The reaction expression of the preparation method provided by the invention is as follows:
as a preferable mode of the above technical scheme of the invention, in the step (1), the ratio of the amount of the substances of the (4- (2, 3-dihydrothiophene [3,4-b ] [1,4] dioxin-2-yl) methoxy) -4-oxybutyric acid and the 4-hydroxy-2, 6-tetramethylpiperidine nitroxide is 1:1-1.5.
Preferably, in the above technical scheme of the present invention, in the step (1), the catalyst is 4-dimethylaminopyridine.

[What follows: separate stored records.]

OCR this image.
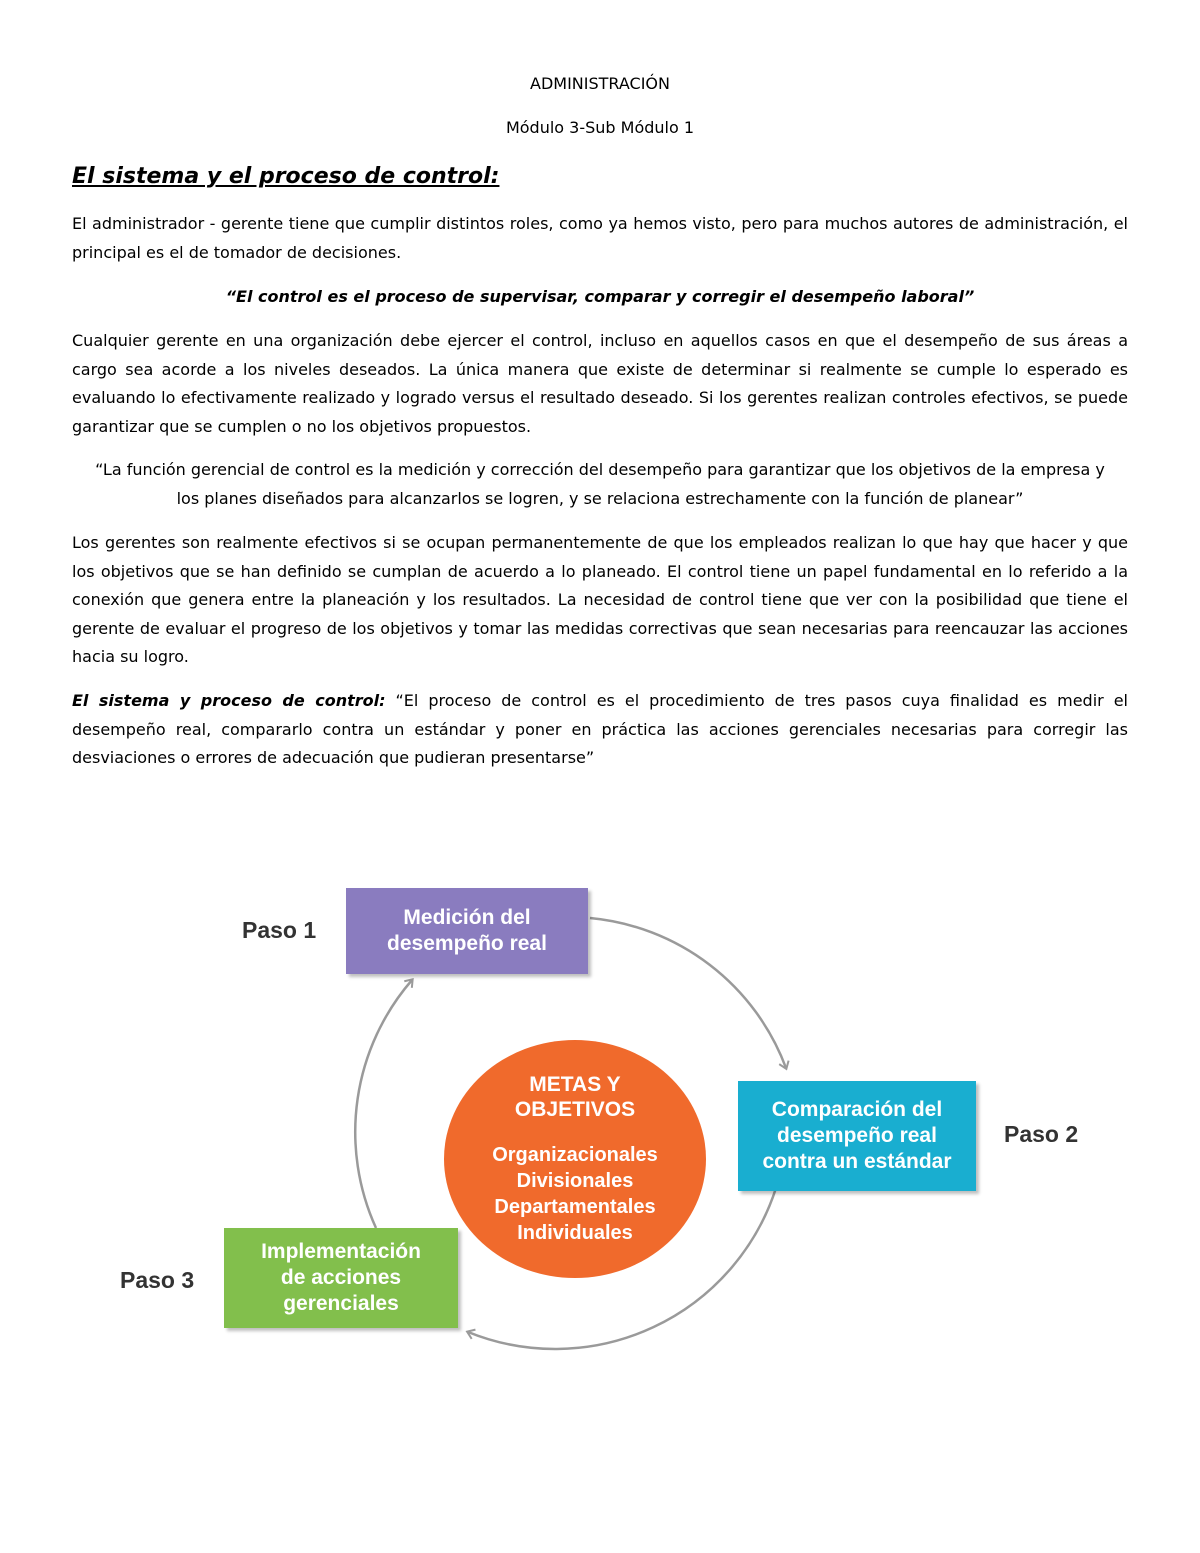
ADMINISTRACIÓN
Módulo 3-Sub Módulo 1
El sistema y el proceso de control:
El administrador - gerente tiene que cumplir distintos roles, como ya hemos visto, pero para muchos autores de administración, el principal es el de tomador de decisiones.
“El control es el proceso de supervisar, comparar y corregir el desempeño laboral”
Cualquier gerente en una organización debe ejercer el control, incluso en aquellos casos en que el desempeño de sus áreas a cargo sea acorde a los niveles deseados. La única manera que existe de determinar si realmente se cumple lo esperado es evaluando lo efectivamente realizado y logrado versus el resultado deseado. Si los gerentes realizan controles efectivos, se puede garantizar que se cumplen o no los objetivos propuestos.
“La función gerencial de control es la medición y corrección del desempeño para garantizar que los objetivos de la empresa y los planes diseñados para alcanzarlos se logren, y se relaciona estrechamente con la función de planear”
Los gerentes son realmente efectivos si se ocupan permanentemente de que los empleados realizan lo que hay que hacer y que los objetivos que se han definido se cumplan de acuerdo a lo planeado. El control tiene un papel fundamental en lo referido a la conexión que genera entre la planeación y los resultados. La necesidad de control tiene que ver con la posibilidad que tiene el gerente de evaluar el progreso de los objetivos y tomar las medidas correctivas que sean necesarias para reencauzar las acciones hacia su logro.
El sistema y proceso de control: “El proceso de control es el procedimiento de tres pasos cuya finalidad es medir el desempeño real, compararlo contra un estándar y poner en práctica las acciones gerenciales necesarias para corregir las desviaciones o errores de adecuación que pudieran presentarse”
Paso 1	Medición del
desempeño real
Comparación del
desempeño real
contra un estándar
Paso 2
Paso 3
Implementación
de acciones
gerenciales
METAS Y
OBJETIVOS
Organizacionales
Divisionales
Departamentales
Individuales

More preferably, the ratio of the amounts of the substances of (4- (2, 3-dihydrothiophene [3,4-b ] [1,4] dioxin-2-yl) methoxy) -4-oxybutyric acid and 4-dimethylaminopyridine is 1:0.1 to 0.5.
Preferably, in the above technical scheme of the present invention, in the step (1), the dehydrating agent is dicyclohexylcarbodiimide.

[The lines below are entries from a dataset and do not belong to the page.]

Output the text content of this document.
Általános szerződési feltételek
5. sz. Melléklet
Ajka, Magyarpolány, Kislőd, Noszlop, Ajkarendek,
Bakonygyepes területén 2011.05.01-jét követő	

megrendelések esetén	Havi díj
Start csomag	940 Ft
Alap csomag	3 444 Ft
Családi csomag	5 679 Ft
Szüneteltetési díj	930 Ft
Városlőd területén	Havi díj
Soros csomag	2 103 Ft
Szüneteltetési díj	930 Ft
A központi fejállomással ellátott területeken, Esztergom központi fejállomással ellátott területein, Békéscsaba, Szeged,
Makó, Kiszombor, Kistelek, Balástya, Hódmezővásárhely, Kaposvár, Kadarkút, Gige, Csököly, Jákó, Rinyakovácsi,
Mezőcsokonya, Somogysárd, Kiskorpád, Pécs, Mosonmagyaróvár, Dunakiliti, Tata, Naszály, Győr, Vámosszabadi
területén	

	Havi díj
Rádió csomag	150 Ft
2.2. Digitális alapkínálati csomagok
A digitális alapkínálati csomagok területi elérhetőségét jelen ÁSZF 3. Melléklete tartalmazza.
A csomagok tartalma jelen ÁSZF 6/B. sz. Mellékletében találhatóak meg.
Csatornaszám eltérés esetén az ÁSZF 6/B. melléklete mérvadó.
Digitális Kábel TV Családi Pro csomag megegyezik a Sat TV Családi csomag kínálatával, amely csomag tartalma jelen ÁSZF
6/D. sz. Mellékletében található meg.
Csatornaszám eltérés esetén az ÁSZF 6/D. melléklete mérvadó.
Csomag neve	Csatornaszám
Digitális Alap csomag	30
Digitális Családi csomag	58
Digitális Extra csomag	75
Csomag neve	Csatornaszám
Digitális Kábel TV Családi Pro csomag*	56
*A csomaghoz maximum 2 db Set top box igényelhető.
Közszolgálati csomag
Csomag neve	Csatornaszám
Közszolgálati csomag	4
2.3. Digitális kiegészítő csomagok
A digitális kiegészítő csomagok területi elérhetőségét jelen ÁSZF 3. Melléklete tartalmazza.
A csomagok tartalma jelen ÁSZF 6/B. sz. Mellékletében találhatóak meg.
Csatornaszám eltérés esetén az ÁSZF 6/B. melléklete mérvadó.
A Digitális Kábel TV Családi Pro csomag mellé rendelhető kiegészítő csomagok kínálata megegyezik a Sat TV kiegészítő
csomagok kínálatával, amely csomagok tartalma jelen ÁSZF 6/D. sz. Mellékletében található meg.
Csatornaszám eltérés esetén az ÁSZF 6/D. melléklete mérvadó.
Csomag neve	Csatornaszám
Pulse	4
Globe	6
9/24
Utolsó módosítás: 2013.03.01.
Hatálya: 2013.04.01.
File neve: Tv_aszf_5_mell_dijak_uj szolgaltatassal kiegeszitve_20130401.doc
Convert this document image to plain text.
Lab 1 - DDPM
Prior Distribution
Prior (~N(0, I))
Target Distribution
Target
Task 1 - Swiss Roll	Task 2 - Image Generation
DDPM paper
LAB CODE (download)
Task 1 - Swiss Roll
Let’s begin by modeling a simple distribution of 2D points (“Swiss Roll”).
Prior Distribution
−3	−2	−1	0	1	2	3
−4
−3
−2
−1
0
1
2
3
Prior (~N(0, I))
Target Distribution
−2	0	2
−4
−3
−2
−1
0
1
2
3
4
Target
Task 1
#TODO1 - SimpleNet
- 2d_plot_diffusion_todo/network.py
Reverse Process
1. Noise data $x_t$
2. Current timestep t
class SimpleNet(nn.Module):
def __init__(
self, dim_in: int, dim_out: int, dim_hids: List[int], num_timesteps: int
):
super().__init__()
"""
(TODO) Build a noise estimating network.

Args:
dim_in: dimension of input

More preferably, the ratio of the amounts of the substances of (4- (2, 3-dihydrothiophene [3,4-b ] [1,4] dioxin-2-yl) methoxy) -4-oxybutyric acid and dicyclohexylcarbodiimide is 1:1 to 1.5.
As a preferable mode of the above technical scheme of the invention, in the step (1), the reaction time is 8-14 h.
Specifically, in the step (1), after the reaction, the method for obtaining the product 4- ((4- ((2, 3-dihydrothiophene [3,4-b ] [1,4] dioxin-2-yl) methoxy) -4-oxo-butyryl) oxy) -2, 6-tetramethyl piperidine-1-oxyl free radical from the reaction liquid comprises the following steps:
filtering the reaction solution, removing the solvent by rotary evaporation, separating and purifying the crude product by column chromatography, collecting eluent which is a mixed solution of petroleum ether/ethyl acetate=5/1 (v/v), and collecting eluent containing a target compound, and evaporating the eluent to obtain orange yellow solid, namely 4- ((4- ((2, 3-dihydrothiophene [3,4-b ] [1,4] dioxin-2-yl) methoxy) -4-oxo-butyryl) oxy) -2, 6-tetramethyl piperidine-1-oxy free radical (EDOT-TEMPO).
As a preferable mode of the above technical scheme of the invention, in the step (2), the ratio of the amount of substances of the monomer 4- ((4- ((2, 3-dihydrothiophene [3,4-b ] [1,4] dioxin-2-yl) methoxy) -4-oxobutanoyl) oxy) -2, 6-tetramethylpiperidine-1-oxyl free radical (EDOT-TEMPO) and 2,2' -bithiophene (BTh) is 1:0.2-0.8.
In the present invention, EDOT-TEMPO is copolymerized with BTh, and the ratio of the amounts of the substances is preferably 1:0.2 to 0.8. An excessive BTh can result in a copolymer with relatively low structural content of TEMPO and poor catalytic performance; too little BTh results in poor structural stability of the copolymer and thus affects catalytic performance.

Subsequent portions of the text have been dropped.